July 17, 2004

What they are doing is robbery...

You might want to bookmark this LAT article. 'Cause sure as you're born, we are going to be hearing from now until November how medical malpractice lawsuits serve some sort of beneficial "regulatory function." You know, protecting the little guy from those bad rich doctors.

Read an inspiring (and infuriating) story about a surgeon from Santa Monica who has rediscovered the joy and inspiration he sought in a medical career—while teaching medics how to perform operations in a tin-shed in Cambodia. And the article has a lot about what's happening here...

... Doctors protect themselves by presenting the worst-case scenario. "A wise surgeon will say, 'Your family member is very sick. We will do everything we can, but . . . ' It's called 'hanging crepe,' " Stock says. "Then [patients] are overjoyed at good results."

The reluctance of specialists to answer ER calls often leaves emergency physicians alone on the front lines of health care, where they spend valuable time making phone calls and keeping patients stabilized while waiting five, six, seven hours for a specialist. And when no specialists are available, doctors such as Stock push the limits. "You can't admit [patients] or transfer them or send them home, so you wait," Stock says. "If you still can't find anyone, my solution is to expand my skill set to the doors of the OR. I'm not going to do fine, delicate surgery, but any problem that becomes life-threatening, I will intervene. These kinds of near-misses happen all the time. It puts me at risk."

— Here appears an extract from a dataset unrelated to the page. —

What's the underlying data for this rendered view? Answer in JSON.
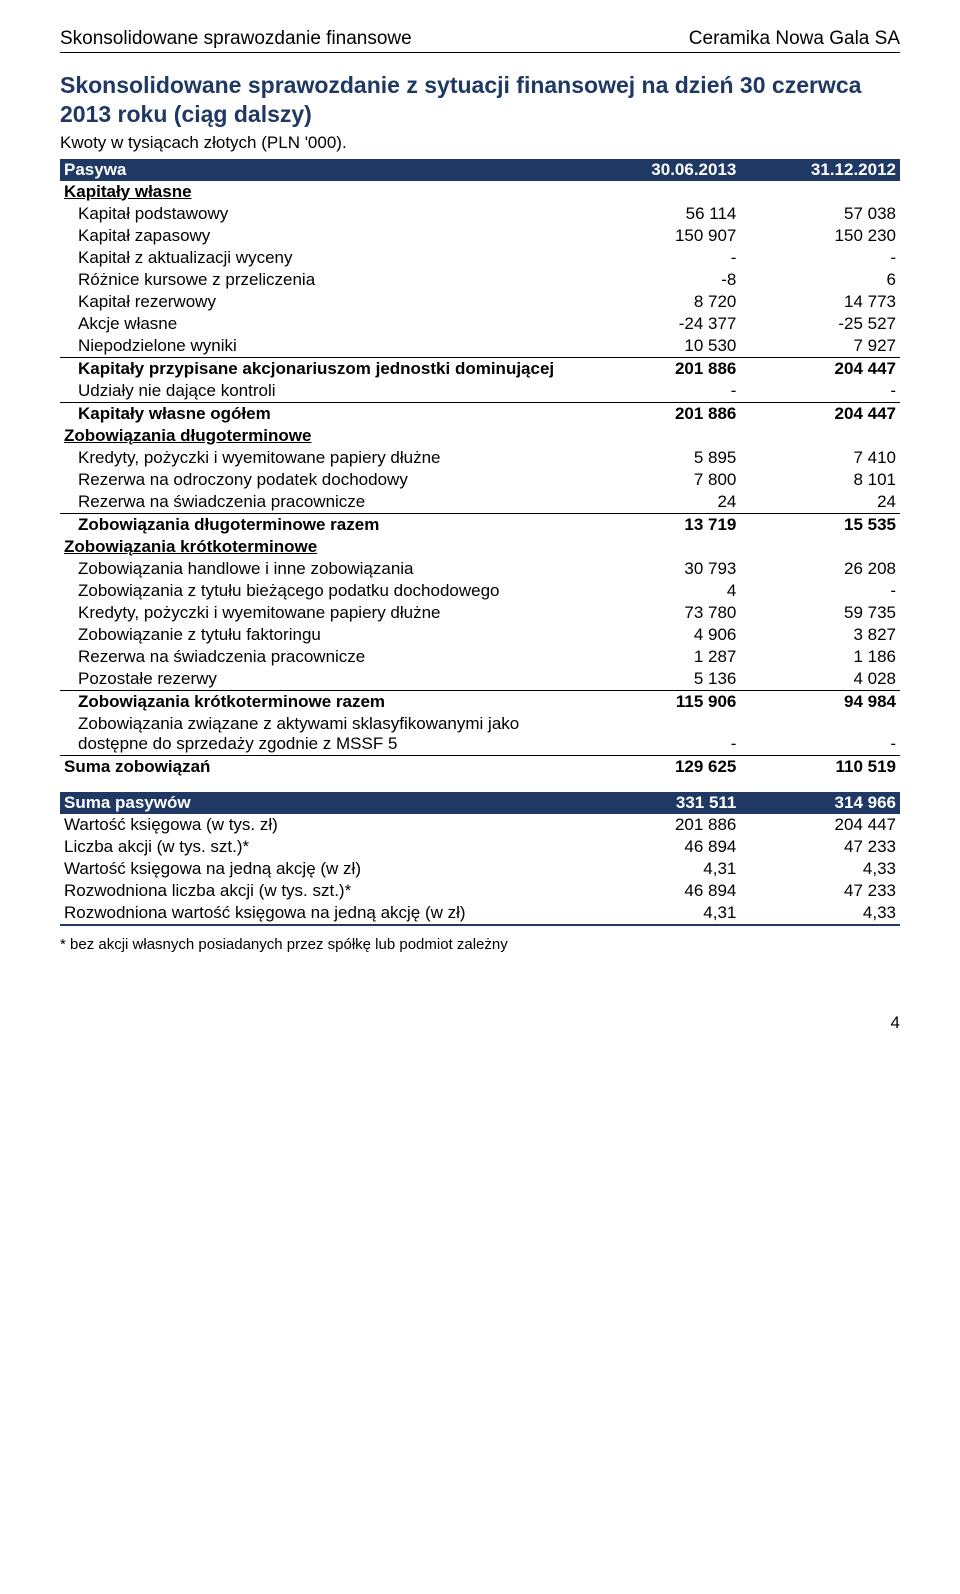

As a precaution, Stock keeps a call sheet on each patient, recording how many specialists and hospitals he has contacted, justifying his decisions to provide treatment or to send patients 100 miles away. "Society loses when no one's willing to be on call," Stock says. "This isn't just affecting doctors, it's affecting patients. We're entering a chronic state of crisis."...

Even if you are the best doctor in the country, you will still get sued. (And even if you win, you will still incur much expense and loss of time.) Even if a doctor follows standard medical procedure precisely, he can still be sued and lose.

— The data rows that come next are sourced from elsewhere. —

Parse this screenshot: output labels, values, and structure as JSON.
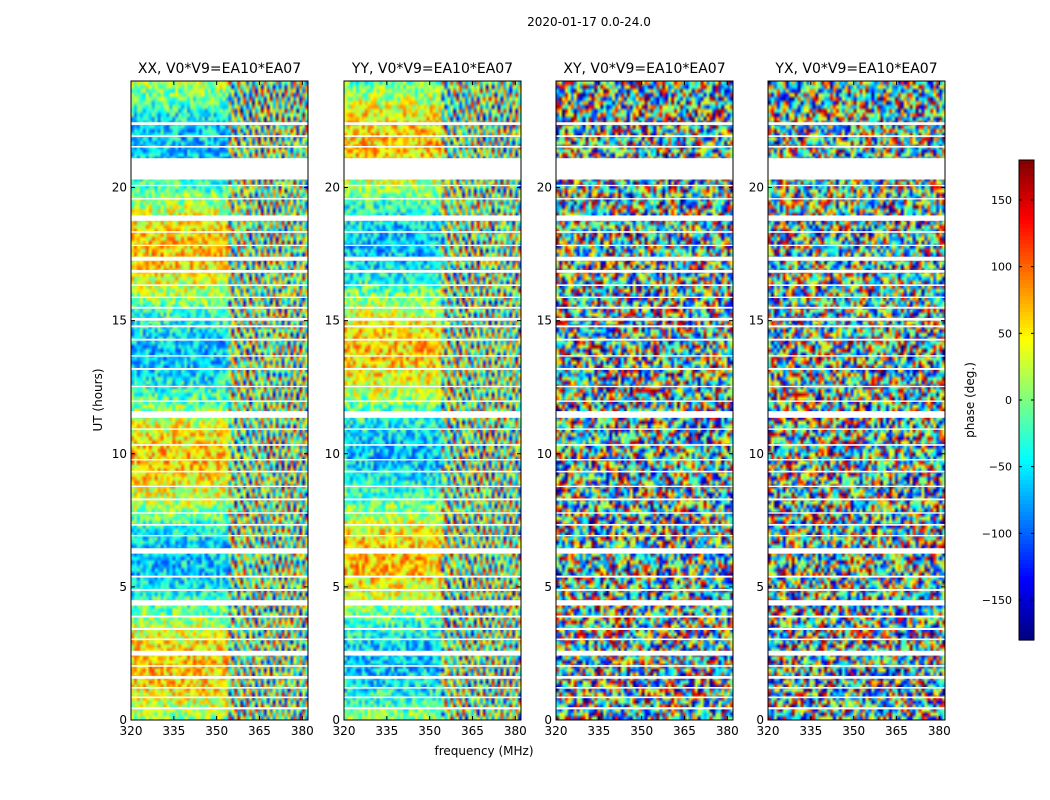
{
  "figure": {
    "suptitle": "2020-01-17 0.0-24.0",
    "xlabel": "frequency (MHz)",
    "ylabel": "UT (hours)"
  },
  "colorbar": {
    "label": "phase (deg.)",
    "range": [
      -180,
      180
    ],
    "ticks": [
      -150,
      -100,
      -50,
      0,
      50,
      100,
      150
    ],
    "tick_labels": [
      "−150",
      "−100",
      "−50",
      "0",
      "50",
      "100",
      "150"
    ],
    "colormap": "jet"
  },
  "chart_data": {
    "type": "heatmap",
    "xlim": [
      320,
      382
    ],
    "ylim": [
      0,
      24
    ],
    "xticks": [
      320,
      335,
      350,
      365,
      380
    ],
    "xtick_labels": [
      "320",
      "335",
      "350",
      "365",
      "380"
    ],
    "yticks": [
      0,
      5,
      10,
      15,
      20
    ],
    "ytick_labels": [
      "0",
      "5",
      "10",
      "15",
      "20"
    ],
    "value_range": [
      -180,
      180
    ],
    "value_label": "phase (deg.)",
    "flagged_bands_hours": [
      [
        0.4,
        0.48
      ],
      [
        0.82,
        0.88
      ],
      [
        1.18,
        1.24
      ],
      [
        1.55,
        1.65
      ],
      [
        2.0,
        2.06
      ],
      [
        2.42,
        2.6
      ],
      [
        3.0,
        3.06
      ],
      [
        3.38,
        3.46
      ],
      [
        3.85,
        3.92
      ],
      [
        4.3,
        4.5
      ],
      [
        4.85,
        4.92
      ],
      [
        5.35,
        5.42
      ],
      [
        6.25,
        6.45
      ],
      [
        6.9,
        6.95
      ],
      [
        7.3,
        7.36
      ],
      [
        7.75,
        7.8
      ],
      [
        8.25,
        8.32
      ],
      [
        8.75,
        8.8
      ],
      [
        9.3,
        9.36
      ],
      [
        9.75,
        9.8
      ],
      [
        10.3,
        10.36
      ],
      [
        10.9,
        10.95
      ],
      [
        11.35,
        11.6
      ],
      [
        11.95,
        12.0
      ],
      [
        12.5,
        12.55
      ],
      [
        13.15,
        13.22
      ],
      [
        13.65,
        13.7
      ],
      [
        14.25,
        14.32
      ],
      [
        14.75,
        14.82
      ],
      [
        15.0,
        15.1
      ],
      [
        15.45,
        15.52
      ],
      [
        15.85,
        15.9
      ],
      [
        16.3,
        16.36
      ],
      [
        16.8,
        16.9
      ],
      [
        17.25,
        17.4
      ],
      [
        17.8,
        17.85
      ],
      [
        18.3,
        18.36
      ],
      [
        18.75,
        18.95
      ],
      [
        19.55,
        19.6
      ],
      [
        20.05,
        20.1
      ],
      [
        20.3,
        21.1
      ],
      [
        21.5,
        21.56
      ],
      [
        21.9,
        21.96
      ],
      [
        22.35,
        22.45
      ]
    ],
    "panels": [
      {
        "title": "XX, V0*V9=EA10*EA07",
        "correlation": "XX",
        "baseline": "V0*V9=EA10*EA07"
      },
      {
        "title": "YY, V0*V9=EA10*EA07",
        "correlation": "YY",
        "baseline": "V0*V9=EA10*EA07"
      },
      {
        "title": "XY, V0*V9=EA10*EA07",
        "correlation": "XY",
        "baseline": "V0*V9=EA10*EA07"
      },
      {
        "title": "YX, V0*V9=EA10*EA07",
        "correlation": "YX",
        "baseline": "V0*V9=EA10*EA07"
      }
    ]
  }
}
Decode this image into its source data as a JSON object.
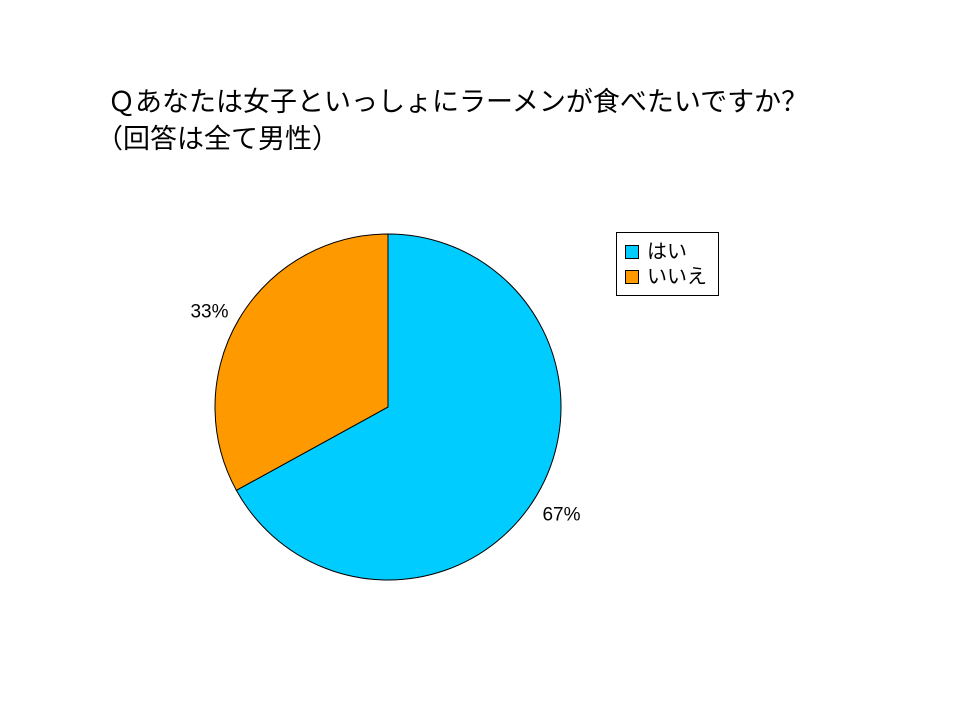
{
  "title": {
    "line1": "Ｑあなたは女子といっしょにラーメンが食べたいですか？",
    "line2": "（回答は全て男性）"
  },
  "chart_data": {
    "type": "pie",
    "categories": [
      "はい",
      "いいえ"
    ],
    "values": [
      67,
      33
    ],
    "labels": [
      "67%",
      "33%"
    ],
    "colors": [
      "#00ccff",
      "#ff9900"
    ],
    "start": "12 o'clock",
    "direction": "clockwise",
    "legend_position": "right"
  }
}
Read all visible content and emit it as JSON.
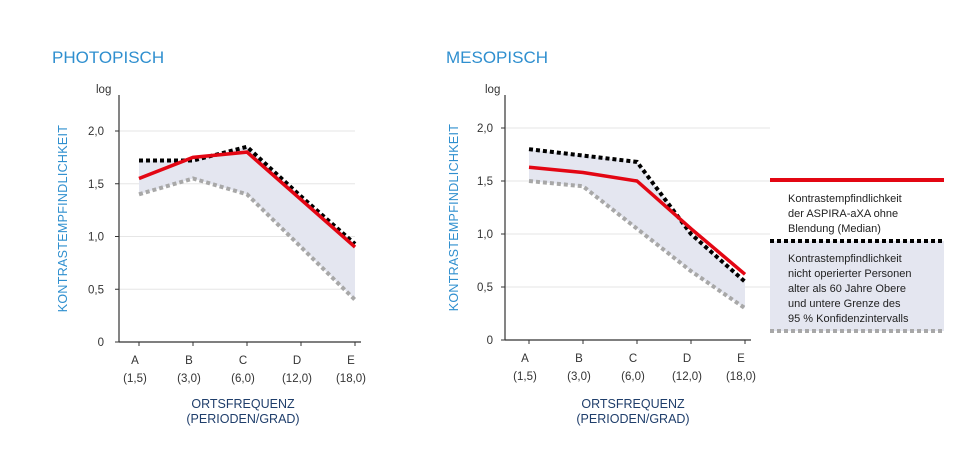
{
  "chart_data": [
    {
      "type": "line",
      "title": "PHOTOPISCH",
      "ylabel": "KONTRASTEMPFINDLICHKEIT",
      "yunit": "log",
      "xlabel": [
        "ORTSFREQUENZ",
        "(PERIODEN/GRAD)"
      ],
      "categories": [
        "A",
        "B",
        "C",
        "D",
        "E"
      ],
      "category_sublabels": [
        "(1,5)",
        "(3,0)",
        "(6,0)",
        "(12,0)",
        "(18,0)"
      ],
      "ylim": [
        0,
        2.0
      ],
      "yticks": [
        "0",
        "0,5",
        "1,0",
        "1,5",
        "2,0"
      ],
      "series": [
        {
          "role": "median",
          "values": [
            1.55,
            1.75,
            1.8,
            1.35,
            0.9
          ]
        },
        {
          "role": "upper",
          "values": [
            1.72,
            1.72,
            1.85,
            1.38,
            0.93
          ]
        },
        {
          "role": "lower",
          "values": [
            1.4,
            1.55,
            1.4,
            0.9,
            0.4
          ]
        }
      ]
    },
    {
      "type": "line",
      "title": "MESOPISCH",
      "ylabel": "KONTRASTEMPFINDLICHKEIT",
      "yunit": "log",
      "xlabel": [
        "ORTSFREQUENZ",
        "(PERIODEN/GRAD)"
      ],
      "categories": [
        "A",
        "B",
        "C",
        "D",
        "E"
      ],
      "category_sublabels": [
        "(1,5)",
        "(3,0)",
        "(6,0)",
        "(12,0)",
        "(18,0)"
      ],
      "ylim": [
        0,
        2.0
      ],
      "yticks": [
        "0",
        "0,5",
        "1,0",
        "1,5",
        "2,0"
      ],
      "series": [
        {
          "role": "median",
          "values": [
            1.63,
            1.58,
            1.5,
            1.05,
            0.62
          ]
        },
        {
          "role": "upper",
          "values": [
            1.8,
            1.74,
            1.68,
            1.0,
            0.55
          ]
        },
        {
          "role": "lower",
          "values": [
            1.5,
            1.45,
            1.05,
            0.65,
            0.3
          ]
        }
      ]
    }
  ],
  "legend": {
    "median_text": [
      "Kontrastempfindlichkeit",
      "der ASPIRA-aXA ohne",
      "Blendung (Median)"
    ],
    "band_text": [
      "Kontrastempfindlichkeit",
      "nicht operierter Personen",
      "alter als 60 Jahre Obere",
      "und untere Grenze des",
      "95 %  Konfidenzintervalls"
    ]
  },
  "colors": {
    "median": "#e30613",
    "upper": "#000000",
    "lower": "#a8a8a8",
    "band": "#e4e6f0",
    "title": "#2f8fcf",
    "xlabel": "#1f3e6b"
  }
}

What the ambulance-chasers are doing is robbery, just as much as if they pulled a gun and demanded the doctor's wallet.

What John Edwards did (I'm speaking of him as a lawyer, not as a politician) was robbery. He is just as much a thief as any hoodlum of the inner city. He is a racketeer, a criminal, a dishonest person.

Charlene's business is defending against lawsuits, and I get an over-the-shoulder view of this sick world. She frequently settles cases even though she thinks her client did nothing wrong. The Plaintiffs' Bar is mostly a bunch of crooks running legalized scams. And we all pay a huge price.